When the practitioner notices any movement of fluid and potency that is not expressed as a natural longitudinal fluctuation, it is indicative of inertia and resistance in the system. If there is no resistance present, the longitudinal tidal motion of fluid and potency is smooth and even, and carries a good quality of drive. Noticing the places around which lateral fluctuations are produced can provide the practitioner with a clear sense of the location of organizing inertial fulcra (see “Dialogue with fluids”).
Shutdown
If the resources of a person’s primary respiratory system become overwhelmed, his or her cranial rhythmic impulse (and sometimes the mid-tide) can temporarily stop. This is called a shutdown. It is a self-protective physiological reaction, marked by an abrupt and sudden cessation of rhythmic motion. Dr. John Upledger has named this kind of phenomenon a “significance detector” because it indicates that a significant experience for the patient has been accessed.37 It reveals the presence of some kind of physical and/or emotional distress held in the system, often restimulated when the body is in the same position that it was at the time of receiving a trauma. In my experience shutdowns actually indicate that, for the time being, the patient is unable to access sufficient resources to deal with the experience that has been evoked. When things get too much, our physiological response is to close down.
It is worth noting that a shutdown differs from another phenomenon called a stillpoint which occurs in states of deep physiological rest (see Chapter 7). While both a shutdown and a stillpoint involve a cessation of rhythmic motion, they have very different qualities. During a stillpoint there is a smooth and gentle settling of t
he rhythm as it relaxes into stillness. In a shutdown, motion comes to a screeching halt.38
“CONVERSATION” SKILLS
To work with living mechanisms in a living body, we need living palpatory skills.39
DR. ROLLIN BECKER D.O.
Asking questions
Craniosacral work is essentially a practice of listening to and facilitating expressions of primary respiration. However, it is also possible to talk to the body by engaging it in a “conversation” to clarify its story. The practitioner can make enquiries through his hands, and then listen to the responses. In this way, the body can talk back, letting the practitioner know of its priorities.
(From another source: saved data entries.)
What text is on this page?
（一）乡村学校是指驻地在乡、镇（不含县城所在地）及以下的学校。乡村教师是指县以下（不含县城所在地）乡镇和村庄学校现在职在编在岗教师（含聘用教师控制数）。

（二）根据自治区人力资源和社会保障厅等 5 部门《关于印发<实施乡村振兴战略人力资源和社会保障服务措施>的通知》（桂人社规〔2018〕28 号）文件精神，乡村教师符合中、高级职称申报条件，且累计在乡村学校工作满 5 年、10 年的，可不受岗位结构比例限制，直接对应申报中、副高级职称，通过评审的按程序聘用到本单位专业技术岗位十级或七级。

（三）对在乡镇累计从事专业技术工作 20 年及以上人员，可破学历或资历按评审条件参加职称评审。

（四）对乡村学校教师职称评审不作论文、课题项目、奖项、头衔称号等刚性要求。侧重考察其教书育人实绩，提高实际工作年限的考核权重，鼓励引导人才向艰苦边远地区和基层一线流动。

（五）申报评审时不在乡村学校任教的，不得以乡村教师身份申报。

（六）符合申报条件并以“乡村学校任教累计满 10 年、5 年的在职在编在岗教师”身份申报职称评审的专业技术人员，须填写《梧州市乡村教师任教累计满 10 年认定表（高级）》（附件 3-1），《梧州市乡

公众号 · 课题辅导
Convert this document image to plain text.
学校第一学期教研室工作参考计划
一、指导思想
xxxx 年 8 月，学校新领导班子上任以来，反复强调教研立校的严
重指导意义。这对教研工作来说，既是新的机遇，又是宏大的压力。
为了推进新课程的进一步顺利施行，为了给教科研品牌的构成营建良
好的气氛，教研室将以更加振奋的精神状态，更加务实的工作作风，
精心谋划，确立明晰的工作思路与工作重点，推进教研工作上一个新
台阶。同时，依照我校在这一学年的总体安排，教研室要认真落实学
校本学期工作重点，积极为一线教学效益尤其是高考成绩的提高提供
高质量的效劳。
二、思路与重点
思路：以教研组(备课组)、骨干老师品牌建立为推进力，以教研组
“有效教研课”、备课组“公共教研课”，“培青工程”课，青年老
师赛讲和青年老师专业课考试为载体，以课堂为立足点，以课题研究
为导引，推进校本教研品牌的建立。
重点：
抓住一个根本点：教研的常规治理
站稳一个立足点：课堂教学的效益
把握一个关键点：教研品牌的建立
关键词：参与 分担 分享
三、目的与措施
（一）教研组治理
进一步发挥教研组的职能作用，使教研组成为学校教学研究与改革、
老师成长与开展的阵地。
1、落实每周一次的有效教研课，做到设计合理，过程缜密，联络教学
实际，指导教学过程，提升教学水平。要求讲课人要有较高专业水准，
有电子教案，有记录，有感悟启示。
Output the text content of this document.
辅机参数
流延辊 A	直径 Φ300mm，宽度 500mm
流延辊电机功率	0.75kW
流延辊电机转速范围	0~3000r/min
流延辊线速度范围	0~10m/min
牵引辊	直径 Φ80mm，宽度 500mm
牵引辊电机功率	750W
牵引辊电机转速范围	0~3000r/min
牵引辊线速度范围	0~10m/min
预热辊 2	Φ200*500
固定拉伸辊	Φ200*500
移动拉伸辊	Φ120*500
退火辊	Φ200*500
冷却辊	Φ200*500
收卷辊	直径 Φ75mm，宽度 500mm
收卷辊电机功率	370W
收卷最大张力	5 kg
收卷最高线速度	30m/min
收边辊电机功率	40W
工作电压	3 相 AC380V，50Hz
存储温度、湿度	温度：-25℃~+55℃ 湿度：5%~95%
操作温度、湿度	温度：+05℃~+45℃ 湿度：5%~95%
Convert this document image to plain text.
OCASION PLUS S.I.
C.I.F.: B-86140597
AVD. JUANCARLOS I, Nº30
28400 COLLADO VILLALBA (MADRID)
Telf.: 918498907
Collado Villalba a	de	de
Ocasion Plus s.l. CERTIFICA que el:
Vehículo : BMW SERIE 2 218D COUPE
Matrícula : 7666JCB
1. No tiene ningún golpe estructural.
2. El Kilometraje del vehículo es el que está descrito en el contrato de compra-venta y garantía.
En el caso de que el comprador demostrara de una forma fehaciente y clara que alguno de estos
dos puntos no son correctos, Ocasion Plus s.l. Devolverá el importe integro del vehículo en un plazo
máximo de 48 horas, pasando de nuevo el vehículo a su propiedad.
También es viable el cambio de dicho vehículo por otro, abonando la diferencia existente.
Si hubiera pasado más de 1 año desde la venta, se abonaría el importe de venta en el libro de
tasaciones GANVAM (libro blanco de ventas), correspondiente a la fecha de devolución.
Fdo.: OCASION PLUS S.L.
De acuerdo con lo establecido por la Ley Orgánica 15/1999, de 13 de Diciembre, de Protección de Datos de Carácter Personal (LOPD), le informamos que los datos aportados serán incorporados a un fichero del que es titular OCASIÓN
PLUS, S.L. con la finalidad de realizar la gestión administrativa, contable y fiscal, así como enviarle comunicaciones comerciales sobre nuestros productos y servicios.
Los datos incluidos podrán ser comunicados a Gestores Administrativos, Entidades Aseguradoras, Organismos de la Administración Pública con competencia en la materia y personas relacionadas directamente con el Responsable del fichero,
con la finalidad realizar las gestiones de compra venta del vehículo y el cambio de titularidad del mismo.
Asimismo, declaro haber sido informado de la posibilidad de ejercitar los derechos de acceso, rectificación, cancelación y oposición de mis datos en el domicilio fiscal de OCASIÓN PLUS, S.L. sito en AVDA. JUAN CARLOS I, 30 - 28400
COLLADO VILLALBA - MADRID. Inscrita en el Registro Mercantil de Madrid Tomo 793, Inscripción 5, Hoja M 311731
The perceptual focus of the practitioner, and how he meets a patient’s system, determine exactly what can be palpated. As Dr. John Upledger remarks, “What you ‘know’ seems related to which questions you have in mind during examination.”40 The physiology of the patient can be engaged in particular conversations by the introduction of specific enquiries brought into the practitioner’s hands during palpation.
Dialogue with tissues
It is possible to sense if a particular bone prefers to express inhalation/flexion or exhalation/extension. At the start of an inhalation phase of primary respiration, a subtle invitation for the bone to move into flexion can be offered through the practitioner’s hands. How the bone takes up that invitation is then noted. To evaluate extension, a subtle invitation can be offered at the start of an exhalation phase. If the bone moves into one phase of motion more easily than another, or if there is some other asymmetry, it indicates the presence of inertia. If the bone moves into inhalation/flexion, but doesn’t move so easily into exhalation/extension, then it is holding what is called a “flexion pattern.” Inertial patterns are named after their preferred direction of motion. Therefore, a flexion pattern describes tissues that are held in flexion and so cannot fully express extension.